For the angular velocity relative to the ground, we have counterclockwise motion so $\boldsymbol{\vec{\omega}} = \omega\boldsymbol{\hat{z}}$, (with $\omega>0$). This gives:
$$ \boldsymbol{\vec{F}_{\text{coriolis}}} = -2m\ \boldsymbol{\vec{\omega}}\times\boldsymbol{\vec{v}_0} = -2m\begin{vmatrix} \boldsymbol{\hat{x}} & \boldsymbol{\hat{y}} & \boldsymbol{\hat{z}} \\ 0 & 0 & \omega \\ 0 & -v_0 & 0 \end{vmatrix} = -2m\omega v_0\boldsymbol{\hat{x}} $$
This makes sense: the force is acting towards the negative $x$ axis, but the ball is thrown from the other side, so the resulting force on the ball is to the right relative to the direction of the throw.

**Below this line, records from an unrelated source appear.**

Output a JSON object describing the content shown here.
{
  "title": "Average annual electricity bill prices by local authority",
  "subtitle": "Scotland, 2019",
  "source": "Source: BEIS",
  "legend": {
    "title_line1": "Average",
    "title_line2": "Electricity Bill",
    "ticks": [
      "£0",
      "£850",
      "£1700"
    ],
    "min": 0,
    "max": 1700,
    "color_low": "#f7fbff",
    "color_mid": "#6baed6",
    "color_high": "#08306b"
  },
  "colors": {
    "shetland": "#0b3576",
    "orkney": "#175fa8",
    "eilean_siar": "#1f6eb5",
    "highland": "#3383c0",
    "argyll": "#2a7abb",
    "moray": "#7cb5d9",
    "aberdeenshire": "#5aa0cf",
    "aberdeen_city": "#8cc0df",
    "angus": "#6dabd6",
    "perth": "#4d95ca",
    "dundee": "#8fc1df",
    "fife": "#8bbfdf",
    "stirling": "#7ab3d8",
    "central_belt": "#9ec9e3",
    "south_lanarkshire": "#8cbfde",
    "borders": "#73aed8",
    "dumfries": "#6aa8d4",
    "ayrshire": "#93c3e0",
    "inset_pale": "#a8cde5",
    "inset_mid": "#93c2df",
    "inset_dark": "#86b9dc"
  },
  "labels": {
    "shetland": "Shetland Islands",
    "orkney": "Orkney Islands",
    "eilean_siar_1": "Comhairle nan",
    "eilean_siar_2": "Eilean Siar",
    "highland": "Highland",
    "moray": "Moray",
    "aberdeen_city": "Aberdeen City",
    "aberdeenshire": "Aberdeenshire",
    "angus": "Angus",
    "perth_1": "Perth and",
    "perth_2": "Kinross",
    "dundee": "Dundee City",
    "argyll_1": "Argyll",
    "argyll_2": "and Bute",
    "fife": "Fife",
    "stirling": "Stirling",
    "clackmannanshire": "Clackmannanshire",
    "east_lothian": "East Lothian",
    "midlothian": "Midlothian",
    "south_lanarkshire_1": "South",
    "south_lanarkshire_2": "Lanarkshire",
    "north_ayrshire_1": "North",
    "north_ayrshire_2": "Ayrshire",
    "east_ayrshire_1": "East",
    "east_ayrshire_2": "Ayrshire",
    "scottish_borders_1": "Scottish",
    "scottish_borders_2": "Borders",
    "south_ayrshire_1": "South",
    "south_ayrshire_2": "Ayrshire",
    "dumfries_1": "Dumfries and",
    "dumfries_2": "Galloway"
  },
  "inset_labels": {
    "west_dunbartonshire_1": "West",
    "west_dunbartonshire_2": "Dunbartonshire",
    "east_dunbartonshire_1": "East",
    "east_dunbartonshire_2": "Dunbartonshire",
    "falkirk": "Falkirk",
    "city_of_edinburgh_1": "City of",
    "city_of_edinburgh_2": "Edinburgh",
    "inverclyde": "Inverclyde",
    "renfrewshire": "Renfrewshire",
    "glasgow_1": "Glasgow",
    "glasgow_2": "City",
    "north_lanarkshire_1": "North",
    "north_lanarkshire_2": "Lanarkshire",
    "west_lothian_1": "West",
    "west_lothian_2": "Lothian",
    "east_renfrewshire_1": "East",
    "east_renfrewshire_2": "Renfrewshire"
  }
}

This is a well known result that in a counterclockwise rotating frame, the Coriolis force induces clockwise motion (and vice versa).
Take note however that $\boldsymbol{\vec{v}_0}$ is measured in the rotating frame, so it is not constant. This entire computation is good for the initial velocity. An instant after the throw, the velocity vector will begin deviating from pointing radially inwards in the rotating frame.